Q: Is there a sports business story or angle that you will continue to watch closely over the next few months?

McDonell: I think it’s a business story. So many different elements within the sports business sociology are hungry. They’re hungry for new partners. They’re hungry for new ways to do business. They’re hungry for success. And I think there’s a movement in there.

Q: Where is the imagination in sports today?

McDonell: It’s everywhere. Everything from the way athletes imagine themselves and who they are, which is often amusing but always interesting. And the way they think about themselves as celebrities. Some of that is pretty high-flying stuff. I’m being kind of cynical now. But I think all the way across the way sports are being played and coached is more imaginative and more risk-taking and just faster and more conceptual than it’s ever been.

Q.
What’s been the best new idea in sports?

McDonell Believes MY SI Is Best New Idea In Sports

McDonell: I think it’s My SI because I think that’s the thing that will really play well for people who care about traditional sports as fans. I think that it’s not a single idea; it’s like a net of ideas that come together in a kind of ... not a plan quite yet, but the globalization of sports is the big thing right now. I think about it all the time.

Q: What in sports would you not miss if it were eliminated?

McDonell: I like just about everything, except maybe bowling. I’m not a good bowler. It’s not hockey. I’ve become a hockey fan since I got this job.

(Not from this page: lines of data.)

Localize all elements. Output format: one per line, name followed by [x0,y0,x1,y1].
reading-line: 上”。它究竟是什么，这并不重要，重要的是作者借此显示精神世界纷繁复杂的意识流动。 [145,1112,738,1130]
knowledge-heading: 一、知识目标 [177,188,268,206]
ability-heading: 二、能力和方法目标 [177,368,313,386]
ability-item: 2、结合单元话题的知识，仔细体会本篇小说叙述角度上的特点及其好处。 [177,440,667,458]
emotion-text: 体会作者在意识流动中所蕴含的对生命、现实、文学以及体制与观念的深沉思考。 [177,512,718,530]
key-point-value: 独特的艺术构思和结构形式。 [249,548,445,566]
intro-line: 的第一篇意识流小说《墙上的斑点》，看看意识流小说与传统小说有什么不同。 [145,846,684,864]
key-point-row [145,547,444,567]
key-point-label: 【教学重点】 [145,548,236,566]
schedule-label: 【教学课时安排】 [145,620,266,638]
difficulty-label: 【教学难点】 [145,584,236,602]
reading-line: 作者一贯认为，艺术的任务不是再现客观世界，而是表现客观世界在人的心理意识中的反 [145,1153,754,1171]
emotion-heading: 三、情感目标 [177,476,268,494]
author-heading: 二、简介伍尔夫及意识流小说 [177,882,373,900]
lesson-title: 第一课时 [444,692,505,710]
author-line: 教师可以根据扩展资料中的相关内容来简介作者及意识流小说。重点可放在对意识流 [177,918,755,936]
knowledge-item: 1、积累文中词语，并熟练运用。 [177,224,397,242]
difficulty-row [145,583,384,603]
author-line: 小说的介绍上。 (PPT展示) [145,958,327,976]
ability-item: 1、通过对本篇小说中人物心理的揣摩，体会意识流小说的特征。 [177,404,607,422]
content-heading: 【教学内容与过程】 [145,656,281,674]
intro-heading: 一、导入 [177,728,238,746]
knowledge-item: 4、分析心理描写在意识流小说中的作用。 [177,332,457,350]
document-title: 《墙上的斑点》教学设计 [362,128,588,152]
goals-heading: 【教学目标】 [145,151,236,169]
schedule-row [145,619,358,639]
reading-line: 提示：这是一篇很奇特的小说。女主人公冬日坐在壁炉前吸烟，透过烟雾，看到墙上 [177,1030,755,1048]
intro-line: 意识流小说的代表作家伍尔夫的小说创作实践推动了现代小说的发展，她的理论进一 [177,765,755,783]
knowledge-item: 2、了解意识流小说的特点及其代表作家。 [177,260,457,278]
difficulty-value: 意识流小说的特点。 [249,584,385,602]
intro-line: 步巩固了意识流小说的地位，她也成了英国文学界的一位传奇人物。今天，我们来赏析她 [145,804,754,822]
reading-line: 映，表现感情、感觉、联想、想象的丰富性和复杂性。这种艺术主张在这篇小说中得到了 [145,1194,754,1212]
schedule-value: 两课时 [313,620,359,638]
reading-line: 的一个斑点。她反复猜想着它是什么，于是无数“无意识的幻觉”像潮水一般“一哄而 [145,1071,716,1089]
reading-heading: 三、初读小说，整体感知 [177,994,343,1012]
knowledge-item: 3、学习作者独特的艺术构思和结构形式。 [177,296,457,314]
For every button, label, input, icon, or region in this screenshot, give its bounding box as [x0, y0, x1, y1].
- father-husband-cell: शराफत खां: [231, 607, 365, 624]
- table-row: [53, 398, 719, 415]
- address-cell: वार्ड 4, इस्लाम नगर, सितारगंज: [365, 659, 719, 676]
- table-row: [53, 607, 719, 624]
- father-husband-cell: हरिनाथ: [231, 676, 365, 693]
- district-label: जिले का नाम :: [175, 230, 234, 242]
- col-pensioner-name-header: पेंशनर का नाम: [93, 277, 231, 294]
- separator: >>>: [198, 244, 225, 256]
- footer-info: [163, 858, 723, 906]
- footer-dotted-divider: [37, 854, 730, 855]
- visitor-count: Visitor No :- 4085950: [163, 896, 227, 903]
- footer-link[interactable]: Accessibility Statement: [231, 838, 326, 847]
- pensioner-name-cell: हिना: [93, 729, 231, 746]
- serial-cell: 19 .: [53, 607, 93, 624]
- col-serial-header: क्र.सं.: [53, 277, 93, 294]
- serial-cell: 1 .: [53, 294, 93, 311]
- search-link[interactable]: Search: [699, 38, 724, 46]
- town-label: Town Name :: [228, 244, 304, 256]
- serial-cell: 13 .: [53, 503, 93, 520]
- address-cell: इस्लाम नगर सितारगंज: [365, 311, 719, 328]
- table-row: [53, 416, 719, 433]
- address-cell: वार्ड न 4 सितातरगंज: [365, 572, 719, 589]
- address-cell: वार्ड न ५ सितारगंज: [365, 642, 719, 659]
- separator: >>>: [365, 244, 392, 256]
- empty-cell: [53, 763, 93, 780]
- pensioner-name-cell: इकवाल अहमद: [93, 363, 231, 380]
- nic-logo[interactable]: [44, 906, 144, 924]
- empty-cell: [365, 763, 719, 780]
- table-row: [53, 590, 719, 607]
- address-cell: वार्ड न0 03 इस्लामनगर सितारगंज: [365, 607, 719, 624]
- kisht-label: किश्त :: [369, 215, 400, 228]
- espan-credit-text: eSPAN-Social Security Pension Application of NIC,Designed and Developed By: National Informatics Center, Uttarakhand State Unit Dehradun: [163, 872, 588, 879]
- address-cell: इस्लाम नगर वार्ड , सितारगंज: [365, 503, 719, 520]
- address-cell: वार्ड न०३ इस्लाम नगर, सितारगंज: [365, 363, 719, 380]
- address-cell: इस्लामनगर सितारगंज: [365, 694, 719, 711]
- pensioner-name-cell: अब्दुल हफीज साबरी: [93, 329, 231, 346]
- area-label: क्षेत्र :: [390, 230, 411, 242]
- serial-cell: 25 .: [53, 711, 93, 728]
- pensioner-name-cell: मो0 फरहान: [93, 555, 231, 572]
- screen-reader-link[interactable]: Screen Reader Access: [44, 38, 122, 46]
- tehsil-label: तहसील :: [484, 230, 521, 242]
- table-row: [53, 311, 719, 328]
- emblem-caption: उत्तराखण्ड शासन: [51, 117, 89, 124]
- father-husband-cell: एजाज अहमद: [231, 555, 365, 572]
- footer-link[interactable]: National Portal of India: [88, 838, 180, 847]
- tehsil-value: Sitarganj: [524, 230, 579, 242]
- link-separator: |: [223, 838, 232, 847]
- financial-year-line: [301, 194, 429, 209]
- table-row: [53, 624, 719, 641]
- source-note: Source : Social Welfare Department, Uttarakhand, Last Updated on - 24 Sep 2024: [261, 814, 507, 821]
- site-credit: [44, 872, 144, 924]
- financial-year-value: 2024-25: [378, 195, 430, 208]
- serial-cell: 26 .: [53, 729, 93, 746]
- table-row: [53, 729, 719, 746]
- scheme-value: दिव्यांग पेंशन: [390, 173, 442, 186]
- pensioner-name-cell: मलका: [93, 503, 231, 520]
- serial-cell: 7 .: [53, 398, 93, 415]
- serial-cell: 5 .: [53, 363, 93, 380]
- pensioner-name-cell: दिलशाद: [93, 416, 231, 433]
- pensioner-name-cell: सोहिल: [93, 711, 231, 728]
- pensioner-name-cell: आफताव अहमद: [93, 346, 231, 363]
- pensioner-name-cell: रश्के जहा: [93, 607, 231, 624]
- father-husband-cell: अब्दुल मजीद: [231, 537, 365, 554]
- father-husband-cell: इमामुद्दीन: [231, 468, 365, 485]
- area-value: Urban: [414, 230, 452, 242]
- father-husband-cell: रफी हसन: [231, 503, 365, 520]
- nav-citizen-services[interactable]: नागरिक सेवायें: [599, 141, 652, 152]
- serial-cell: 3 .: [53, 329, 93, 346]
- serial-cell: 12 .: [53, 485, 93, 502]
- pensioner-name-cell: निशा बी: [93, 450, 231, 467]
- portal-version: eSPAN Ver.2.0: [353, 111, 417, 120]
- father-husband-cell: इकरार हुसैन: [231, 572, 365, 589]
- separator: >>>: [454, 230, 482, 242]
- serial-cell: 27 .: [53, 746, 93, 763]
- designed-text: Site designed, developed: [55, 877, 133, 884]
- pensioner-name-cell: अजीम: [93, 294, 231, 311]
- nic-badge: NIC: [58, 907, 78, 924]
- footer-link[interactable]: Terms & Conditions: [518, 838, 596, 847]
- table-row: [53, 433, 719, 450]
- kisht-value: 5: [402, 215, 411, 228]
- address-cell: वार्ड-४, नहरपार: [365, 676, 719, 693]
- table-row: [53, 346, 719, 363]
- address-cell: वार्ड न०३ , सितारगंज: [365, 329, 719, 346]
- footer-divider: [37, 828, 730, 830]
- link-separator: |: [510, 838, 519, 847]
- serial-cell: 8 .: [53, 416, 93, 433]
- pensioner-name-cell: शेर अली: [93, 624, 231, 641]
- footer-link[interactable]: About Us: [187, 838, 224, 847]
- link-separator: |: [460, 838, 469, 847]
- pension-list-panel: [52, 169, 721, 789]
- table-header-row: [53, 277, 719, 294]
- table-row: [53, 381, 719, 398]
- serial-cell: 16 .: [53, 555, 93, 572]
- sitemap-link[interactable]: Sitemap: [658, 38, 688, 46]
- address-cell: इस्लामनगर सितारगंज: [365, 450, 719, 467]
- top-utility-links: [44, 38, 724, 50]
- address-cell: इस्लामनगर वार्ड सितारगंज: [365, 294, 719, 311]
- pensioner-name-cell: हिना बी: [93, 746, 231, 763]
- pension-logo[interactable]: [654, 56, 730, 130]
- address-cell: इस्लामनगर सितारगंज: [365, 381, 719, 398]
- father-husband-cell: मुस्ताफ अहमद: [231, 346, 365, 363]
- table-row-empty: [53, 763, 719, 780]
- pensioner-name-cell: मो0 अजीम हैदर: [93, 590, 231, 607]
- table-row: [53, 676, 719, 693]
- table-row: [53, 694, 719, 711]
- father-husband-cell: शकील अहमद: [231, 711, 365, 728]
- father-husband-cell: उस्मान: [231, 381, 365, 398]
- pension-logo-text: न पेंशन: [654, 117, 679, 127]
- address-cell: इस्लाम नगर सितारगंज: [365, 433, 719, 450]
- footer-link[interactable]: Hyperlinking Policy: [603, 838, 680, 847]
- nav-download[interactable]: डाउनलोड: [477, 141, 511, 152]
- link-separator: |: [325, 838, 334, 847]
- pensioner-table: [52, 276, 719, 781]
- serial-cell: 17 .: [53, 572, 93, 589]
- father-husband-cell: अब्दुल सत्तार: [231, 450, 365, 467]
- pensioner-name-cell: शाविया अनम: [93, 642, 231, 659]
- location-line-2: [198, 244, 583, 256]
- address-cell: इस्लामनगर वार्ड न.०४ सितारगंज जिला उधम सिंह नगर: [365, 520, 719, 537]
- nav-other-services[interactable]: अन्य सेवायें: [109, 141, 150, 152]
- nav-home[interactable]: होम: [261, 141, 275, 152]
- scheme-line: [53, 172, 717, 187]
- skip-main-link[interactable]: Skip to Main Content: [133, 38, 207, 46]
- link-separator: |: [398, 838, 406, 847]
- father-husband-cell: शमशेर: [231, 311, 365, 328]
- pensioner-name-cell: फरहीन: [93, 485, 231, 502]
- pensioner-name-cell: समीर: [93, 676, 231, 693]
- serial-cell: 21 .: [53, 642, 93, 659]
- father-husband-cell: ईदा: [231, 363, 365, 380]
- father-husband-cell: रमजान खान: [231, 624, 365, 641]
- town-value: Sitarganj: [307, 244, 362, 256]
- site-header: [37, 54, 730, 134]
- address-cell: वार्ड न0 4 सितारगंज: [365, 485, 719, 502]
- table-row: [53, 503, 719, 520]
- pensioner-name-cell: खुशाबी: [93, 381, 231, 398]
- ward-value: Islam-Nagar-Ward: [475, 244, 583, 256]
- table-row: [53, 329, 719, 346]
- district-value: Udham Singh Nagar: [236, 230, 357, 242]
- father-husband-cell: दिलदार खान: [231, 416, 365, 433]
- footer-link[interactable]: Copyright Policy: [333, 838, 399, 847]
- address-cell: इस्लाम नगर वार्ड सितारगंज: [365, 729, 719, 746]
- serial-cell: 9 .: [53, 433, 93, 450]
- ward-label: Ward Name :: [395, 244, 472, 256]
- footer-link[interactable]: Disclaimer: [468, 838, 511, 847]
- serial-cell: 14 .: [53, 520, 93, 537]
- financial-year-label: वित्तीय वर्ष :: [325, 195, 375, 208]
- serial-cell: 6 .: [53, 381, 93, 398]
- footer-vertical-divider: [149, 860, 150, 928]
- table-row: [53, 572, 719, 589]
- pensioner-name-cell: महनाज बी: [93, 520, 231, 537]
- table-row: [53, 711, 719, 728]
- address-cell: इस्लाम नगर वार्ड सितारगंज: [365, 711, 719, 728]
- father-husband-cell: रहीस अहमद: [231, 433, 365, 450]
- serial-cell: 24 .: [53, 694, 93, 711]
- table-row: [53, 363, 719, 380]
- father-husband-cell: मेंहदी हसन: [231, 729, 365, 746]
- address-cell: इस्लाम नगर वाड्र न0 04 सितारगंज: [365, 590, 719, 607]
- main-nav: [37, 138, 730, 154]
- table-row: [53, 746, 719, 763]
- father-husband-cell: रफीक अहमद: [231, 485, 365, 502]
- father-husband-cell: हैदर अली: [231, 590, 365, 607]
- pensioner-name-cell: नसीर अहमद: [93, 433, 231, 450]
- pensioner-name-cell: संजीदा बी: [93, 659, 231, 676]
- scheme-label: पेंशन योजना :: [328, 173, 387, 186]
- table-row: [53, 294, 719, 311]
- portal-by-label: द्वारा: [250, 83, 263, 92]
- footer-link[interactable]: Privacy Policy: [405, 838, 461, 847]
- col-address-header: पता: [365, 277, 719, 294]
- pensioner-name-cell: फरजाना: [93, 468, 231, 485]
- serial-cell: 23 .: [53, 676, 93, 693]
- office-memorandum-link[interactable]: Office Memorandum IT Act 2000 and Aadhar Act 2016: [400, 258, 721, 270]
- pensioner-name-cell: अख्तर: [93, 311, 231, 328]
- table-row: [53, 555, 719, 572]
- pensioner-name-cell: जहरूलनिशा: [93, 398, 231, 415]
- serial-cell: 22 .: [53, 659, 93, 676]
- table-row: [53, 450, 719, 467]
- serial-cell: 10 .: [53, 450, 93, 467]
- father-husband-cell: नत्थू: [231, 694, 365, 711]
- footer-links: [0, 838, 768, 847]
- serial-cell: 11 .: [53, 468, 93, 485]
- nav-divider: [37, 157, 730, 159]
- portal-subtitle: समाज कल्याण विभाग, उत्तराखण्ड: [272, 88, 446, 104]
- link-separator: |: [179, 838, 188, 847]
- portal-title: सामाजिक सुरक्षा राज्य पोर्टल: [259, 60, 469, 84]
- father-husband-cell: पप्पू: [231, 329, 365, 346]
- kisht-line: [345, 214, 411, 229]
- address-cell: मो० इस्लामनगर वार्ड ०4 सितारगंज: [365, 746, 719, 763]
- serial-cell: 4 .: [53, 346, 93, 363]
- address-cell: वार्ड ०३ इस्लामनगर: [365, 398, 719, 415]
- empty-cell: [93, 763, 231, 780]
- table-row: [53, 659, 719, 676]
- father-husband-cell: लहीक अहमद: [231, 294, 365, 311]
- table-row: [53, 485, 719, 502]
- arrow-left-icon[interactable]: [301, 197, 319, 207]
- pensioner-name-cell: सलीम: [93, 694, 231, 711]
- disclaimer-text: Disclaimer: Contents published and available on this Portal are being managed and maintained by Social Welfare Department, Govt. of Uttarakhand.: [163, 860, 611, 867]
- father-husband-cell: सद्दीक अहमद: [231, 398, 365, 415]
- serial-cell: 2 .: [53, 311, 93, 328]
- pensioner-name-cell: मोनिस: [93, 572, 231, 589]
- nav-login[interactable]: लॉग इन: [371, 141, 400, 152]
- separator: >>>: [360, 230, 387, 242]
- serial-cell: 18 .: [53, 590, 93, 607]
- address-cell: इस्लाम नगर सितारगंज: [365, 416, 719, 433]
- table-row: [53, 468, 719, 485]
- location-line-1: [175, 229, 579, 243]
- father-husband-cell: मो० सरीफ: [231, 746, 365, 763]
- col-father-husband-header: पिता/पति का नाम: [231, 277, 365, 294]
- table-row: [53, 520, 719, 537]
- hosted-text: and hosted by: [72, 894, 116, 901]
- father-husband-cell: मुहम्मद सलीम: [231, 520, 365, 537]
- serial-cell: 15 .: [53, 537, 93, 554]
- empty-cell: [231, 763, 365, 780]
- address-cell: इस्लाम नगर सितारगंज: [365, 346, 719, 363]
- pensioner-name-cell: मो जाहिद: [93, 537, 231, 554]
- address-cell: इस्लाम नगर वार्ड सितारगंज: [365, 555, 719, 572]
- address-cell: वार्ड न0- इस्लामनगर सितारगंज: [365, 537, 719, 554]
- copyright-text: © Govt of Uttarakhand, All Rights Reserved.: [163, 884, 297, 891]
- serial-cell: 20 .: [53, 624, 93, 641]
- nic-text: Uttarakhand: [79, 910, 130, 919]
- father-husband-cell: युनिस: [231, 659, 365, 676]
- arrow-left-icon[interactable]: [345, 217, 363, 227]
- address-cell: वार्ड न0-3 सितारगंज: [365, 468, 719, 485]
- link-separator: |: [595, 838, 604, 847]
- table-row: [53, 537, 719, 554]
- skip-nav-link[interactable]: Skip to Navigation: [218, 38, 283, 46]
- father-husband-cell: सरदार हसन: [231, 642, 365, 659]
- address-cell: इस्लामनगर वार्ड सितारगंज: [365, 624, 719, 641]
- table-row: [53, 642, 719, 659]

Q: What is your earliest sports memory?

McDonell: I remember being a little boy in my grandfather’s house and being shown an old-fashioned diagram of a Minnesota-Notre Dame football game that my father, as a child, had diagrammed. You know, showing the ball moved from the 10 [yard line] to the 20, to the 23, ... and I remember trying to do that while listening to a football game on the radio, trying to have the same experience that my father had had many years before. My father was killed. He was a pilot. So, this was a big thing, being given this [diagram] as a little boy and being told that maybe I could do this too. I think I was about 4.

Q: DAVID HALBERSTAM said, “More than ever, there’s an instantaneous world of communications that waits for nothing, least of all a fact-check. So, I think the pressure on serious journalists is greater than ever.” Would you agree?

McDonell: Yeah, but it’s always been there. You know, you have to be right. If you’re not, you have to get another job because you’ll lose it.

Q: What advice would you give to aspiring journalists?

McDonell: I think journalists should read more. I’m kind of surprised sometimes that the background is not as dense as I always imagined it to be. I think everybody should have read [MICHAEL HERR’s] “Dispatches,” right? That kind of stuff, because it can really supercharge you in terms of the way you think about your craft. And you’ve got to be relentless. And I think it’s really good to start stuff, like your own magazines and things like that.

Q: What are you recommending these days?

McDonell: I got a really interesting book called “Ernest Hemingway on Writing.” I’ve given about 100 of those away. I find that if you’re stuck on a story, you can just read around in there and find something that jump-starts you. So, it’s useful. I’m not sure what the magic is, but it seems to work for everybody that I give it to.